Тапки Валерия Степановича. Вонючие, с заплатками, и с какой-то облупившейся надписью типа “Only the brave”.
– Это не смешно, Пломбир, – пробормотала я, уставившись на них, как на ядерную боеголовку. – Он умер. Его тапки должны быть в раю для тапок. Или хотя бы на помойке.
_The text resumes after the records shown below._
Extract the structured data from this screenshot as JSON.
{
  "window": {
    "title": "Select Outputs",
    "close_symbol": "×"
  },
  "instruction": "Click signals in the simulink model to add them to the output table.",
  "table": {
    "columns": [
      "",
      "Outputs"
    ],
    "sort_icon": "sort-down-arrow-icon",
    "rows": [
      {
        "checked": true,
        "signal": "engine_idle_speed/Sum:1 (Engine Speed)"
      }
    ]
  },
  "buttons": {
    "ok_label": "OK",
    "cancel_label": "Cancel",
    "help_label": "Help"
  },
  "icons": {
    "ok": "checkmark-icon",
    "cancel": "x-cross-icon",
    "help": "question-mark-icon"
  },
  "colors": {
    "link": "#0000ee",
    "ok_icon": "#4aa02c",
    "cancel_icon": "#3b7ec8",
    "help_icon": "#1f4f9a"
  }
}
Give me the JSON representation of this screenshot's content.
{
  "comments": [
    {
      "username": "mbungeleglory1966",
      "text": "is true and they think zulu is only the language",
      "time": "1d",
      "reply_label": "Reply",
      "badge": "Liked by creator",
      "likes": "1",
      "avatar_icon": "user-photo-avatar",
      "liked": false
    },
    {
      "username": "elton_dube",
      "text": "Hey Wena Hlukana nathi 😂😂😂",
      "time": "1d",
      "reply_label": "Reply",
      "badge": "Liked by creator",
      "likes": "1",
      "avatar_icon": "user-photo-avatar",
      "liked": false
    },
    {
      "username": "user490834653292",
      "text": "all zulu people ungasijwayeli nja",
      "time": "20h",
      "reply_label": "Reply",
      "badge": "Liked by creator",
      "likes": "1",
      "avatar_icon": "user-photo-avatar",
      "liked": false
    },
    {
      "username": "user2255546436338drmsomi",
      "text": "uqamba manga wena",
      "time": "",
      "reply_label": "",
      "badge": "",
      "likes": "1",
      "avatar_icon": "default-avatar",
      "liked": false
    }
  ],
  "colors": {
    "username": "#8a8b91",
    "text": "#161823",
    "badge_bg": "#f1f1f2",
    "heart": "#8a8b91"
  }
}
Пломбир фыркнул, подполз к тапкам, понюхал – и… зарычал. Да так, что я поперхнулась кофе.
– Ты что, видишь в них призрака?! Или это запах смерти?!
Я подняла один тапок, ожидая, что из него выпадет либо призрачная куриная кость, либо квитанция из Ада. Но внутри было… что-то мягкое. Я достала это «что-то» двумя пальцами. Это оказался вязаный ёжик. Маленький. С пуговками вместо глаз. И… кровавым пятном на пузе.
– Ты что, издеваешься?! – рявкнула я на потолок. – Это уже не детектив, это чёртова Игрушечная резня на улице Весёлой!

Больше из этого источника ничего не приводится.